Mijn leed is niet zo groot
als het gaat om de wereld
want hij kwam terug.
Maar in mijn wereld
was het nogal wat
het was de stilte,
dat gat
dat ik als kleuter… [ja wat doe je dan als kleuter?] niet vermeed, nee, ik vond het heel spannend om aan de rand van dat gat te staan en me af te vragen wat er zou gebeuren als ik er in sprong…
Het begon met rozen,
daar was iets mee,
Zijn buurman had ze als erfafscheiding geplant, mijn opa haalde een snoeischaar uit zijn werkplaats en snoeide ze van zijn grond af.
En er was iets met klaprozen
Hij liet me een veld vol zien
en liet mijn hand los
Ik durfde het veldje niet in
zoals mijn oudste die voor het eerst de zee zag
vol
ja, wat?
vol
dat
We hebben daar een tijd gezeten, mijn opa en ik, op de bodem van een put die hij zelf had gegraven.
tot onze billen aarde-koud waren.
Een keer daarop had hij weer de ladder onder de arm
of ik zin had?
altijd
Hij liet de ladder zakken in een grijs cementen gat in de tuin
ik klom hem achterna, of daalde achter hem aan af het donker in
daar zaten we daar
op de bodem van een droge put
rozen zei hij – die kan je niet vertrouwen: Hoe mooi ze ook bloeien, er zitten doornen aan.
okee zei ik
En hij vroeg
Weet je wie je bent?
ik – zes of zeven en met een droom om Kermit de Kikker te trouwen – zei nee – want wie trouwt er een kikker? Ik.

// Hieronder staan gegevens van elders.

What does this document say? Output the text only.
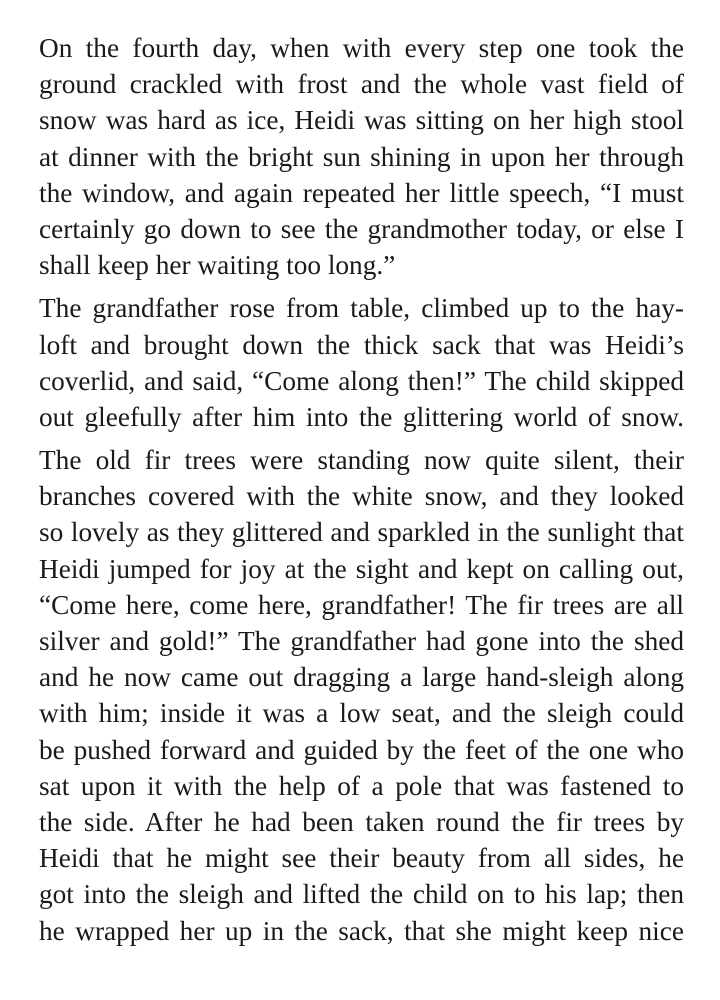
On the fourth day, when with every step one took the
ground crackled with frost and the whole vast field of
snow was hard as ice, Heidi was sitting on her high stool
at dinner with the bright sun shining in upon her through
the window, and again repeated her little speech, “I must
certainly go down to see the grandmother today, or else I
shall keep her waiting too long.”
The grandfather rose from table, climbed up to the hay-
loft and brought down the thick sack that was Heidi’s
coverlid, and said, “Come along then!” The child skipped
out gleefully after him into the glittering world of snow.
The old fir trees were standing now quite silent, their
branches covered with the white snow, and they looked
so lovely as they glittered and sparkled in the sunlight that
Heidi jumped for joy at the sight and kept on calling out,
“Come here, come here, grandfather! The fir trees are all
silver and gold!” The grandfather had gone into the shed
and he now came out dragging a large hand-sleigh along
with him; inside it was a low seat, and the sleigh could
be pushed forward and guided by the feet of the one who
sat upon it with the help of a pole that was fastened to
the side. After he had been taken round the fir trees by
Heidi that he might see their beauty from all sides, he
got into the sleigh and lifted the child on to his lap; then
he wrapped her up in the sack, that she might keep nice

Wat zeg je nou niet, wilde hij weten. Wat je niet zegt is wie je ook bent. En jij laat je lezen.
Nou die kikker dus.
M’n opa moet huilen of eigenlijk lachen,
Hij de oudste, ik de jongste – samen in de put
Gedeelde liefde voor de geur van hout
voor het maken van iets
voor krachttermen als het pijn doet
voor het genieten van helemaal niets.
Mijn opa heeft al die tijd kamp Amersfoort niet gescholden,
Ookal stond bij in de Rozenhof,
een perkje, omgeven door weelderige rozen,
waar hij en anderen met hem gebroken zouden worden
vertrapt door de laars van Kotolla
Niet iedereen overleefde dat geweld
Mijn opa wel
Door dat ene moment in die bocht… Waar hij de trein uitsprong, terug naar de liefde. Op zoek naar de vrijheid, die hij nooit helemaal meer vond.
Soms hoop ik van wel, daar samen, met die gekke muppet van 6 of 7 op de betonnen grond.
In die put was opa’s trap, niet een weg naar nog dieper beneden, maar weg naar waar hij weer het leven vond. Koude koffie, warme handen, gretig hout en genoeg te doen. En wel altijd genoeg sjekkies draaien.
Mis die put van toen.
Elke sprong spring ik van zijn schouders.